The generating company is Yorkshire Wind Power Limited who operate two other wind farms at Royd Moor near to Penistone in South Yorkshire and Out Newton near to Easington in the East Riding of Yorkshire. The first generation venture was a 50/50 joint enterprise between Yorkshire Water and Yorkshire Electricity. Yorkshire Water sold their stake in the business in May 2002 to Energy Powers Resources. Yorkshire Wind Power is now a joint 50/50 enterprise between E.ON Climate and Renewables and Energy Power Resources Ltd, although the land is still owned by Yorkshire Water. Operation of the wind farm is controlled remotely from E.ON's offices in Coventry in the West Midlands.

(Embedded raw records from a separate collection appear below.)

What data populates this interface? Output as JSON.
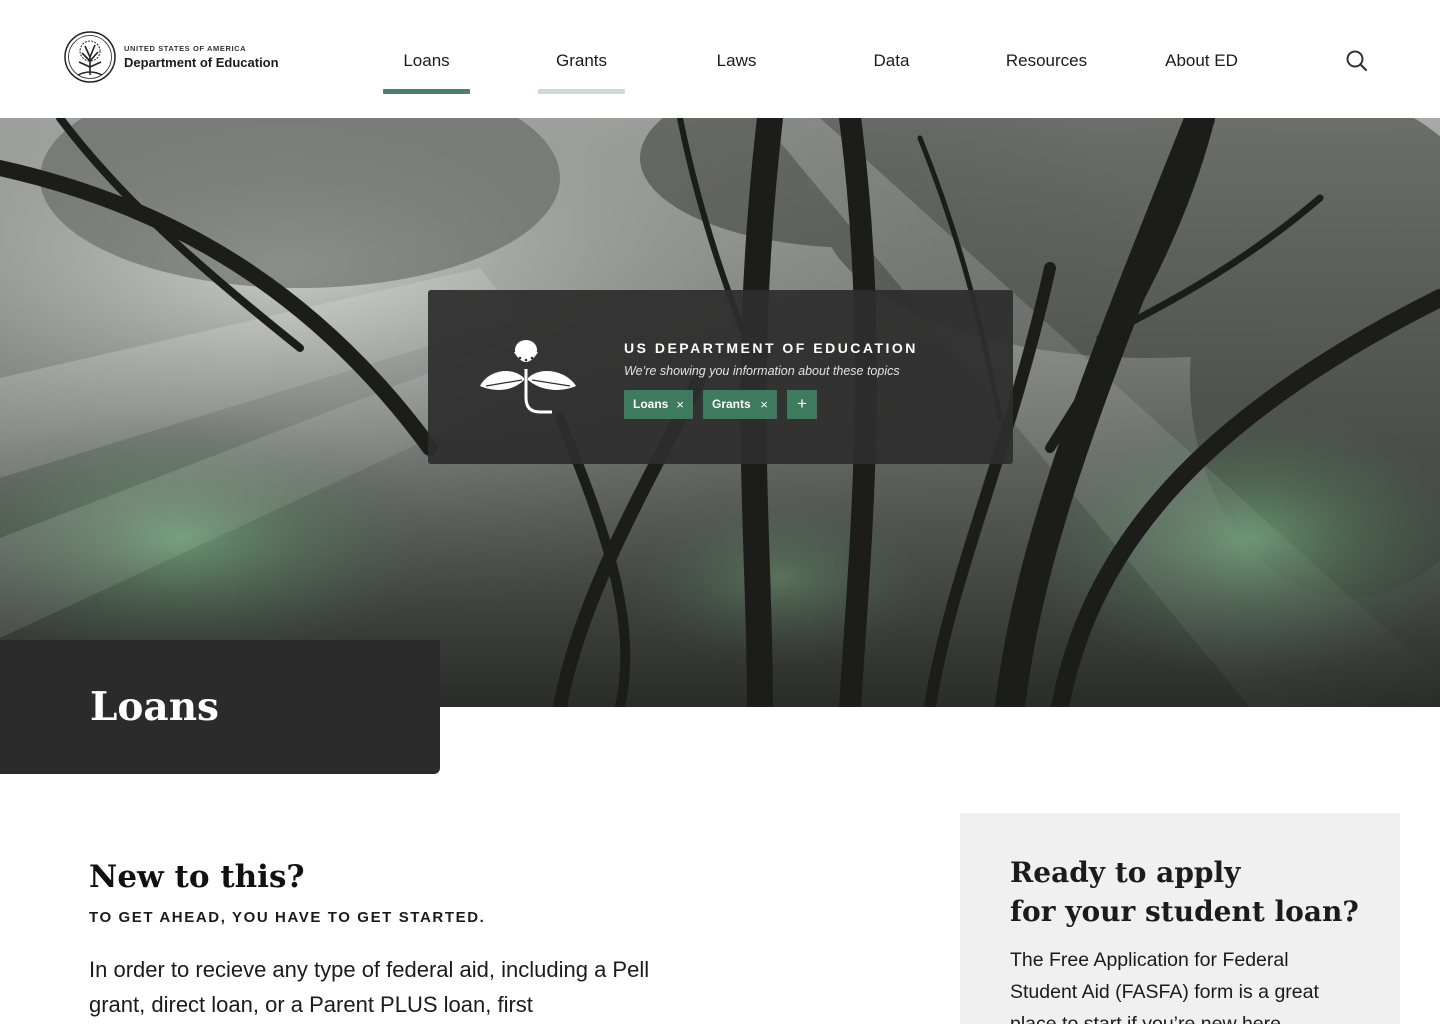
{
  "header": {
    "agency_small": "UNITED STATES OF AMERICA",
    "agency_name": "Department of Education",
    "nav": [
      {
        "label": "Loans",
        "state": "active"
      },
      {
        "label": "Grants",
        "state": "selected"
      },
      {
        "label": "Laws",
        "state": ""
      },
      {
        "label": "Data",
        "state": ""
      },
      {
        "label": "Resources",
        "state": ""
      },
      {
        "label": "About ED",
        "state": ""
      }
    ],
    "search_icon": "search-icon"
  },
  "hero": {
    "card": {
      "title": "US DEPARTMENT OF EDUCATION",
      "subtitle": "We’re showing you information about these topics",
      "topics": [
        {
          "label": "Loans",
          "remove": "×"
        },
        {
          "label": "Grants",
          "remove": "×"
        }
      ],
      "add_label": "+"
    }
  },
  "page": {
    "title": "Loans"
  },
  "intro": {
    "heading": "New to this?",
    "kicker": "TO GET AHEAD, YOU HAVE TO GET STARTED.",
    "body": "In order to recieve any type of federal aid, including a Pell grant, direct loan, or a Parent PLUS loan, first"
  },
  "cta": {
    "heading_line1": "Ready to apply",
    "heading_line2": "for your student loan?",
    "body": "The Free Application for Federal Student Aid (FASFA) form is a great place to start if you’re new here."
  },
  "colors": {
    "accent_green": "#4d8068",
    "chip_green": "#3d7a5e",
    "soft_green": "#c9ddd3",
    "dark_panel": "#2b2b2b",
    "cta_background": "#f0f0f0"
  }
}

The wind farm has been praised but has mostly been criticised by local people and also the local MP. Whilst campaigners against the wind farm recognise that it produces Low-carbon energy, it was noted that the wind farm had only been operating for 31% of the time in 2005 and only 25% of the time in 2009. The proximity to Haworth had raised objections by The Bronte Society and the local population that the turbines were despoiling the area and would have a negative effect on tourism to the region. This was highlighted by local people when the plans for the new height of the wind turbines was being unveiled, with comments stating that their visibility will be further than ever before and attracting the view that it will despoil a huge swathe of Yorkshire, (on a clear day, the turbines will be able to be seen from 35 mi away).

The location of the site is 6 km north of Halifax, 12 km west of Bradford, 5 km south of Haworth and the area it overlooks to the north is designated as Brontë Country. The site is closest to the village of Ogden and Ogden Reservoir (2.5 km to the south east), but the high ground it occupies is known as Ovenden Moor. The site straddles the watershed between the waters that feed Warley Reservoir to the west, the Worth Valley to the north, the Calder Valley to the south, and Airedale and the Upper Bradford district to the east.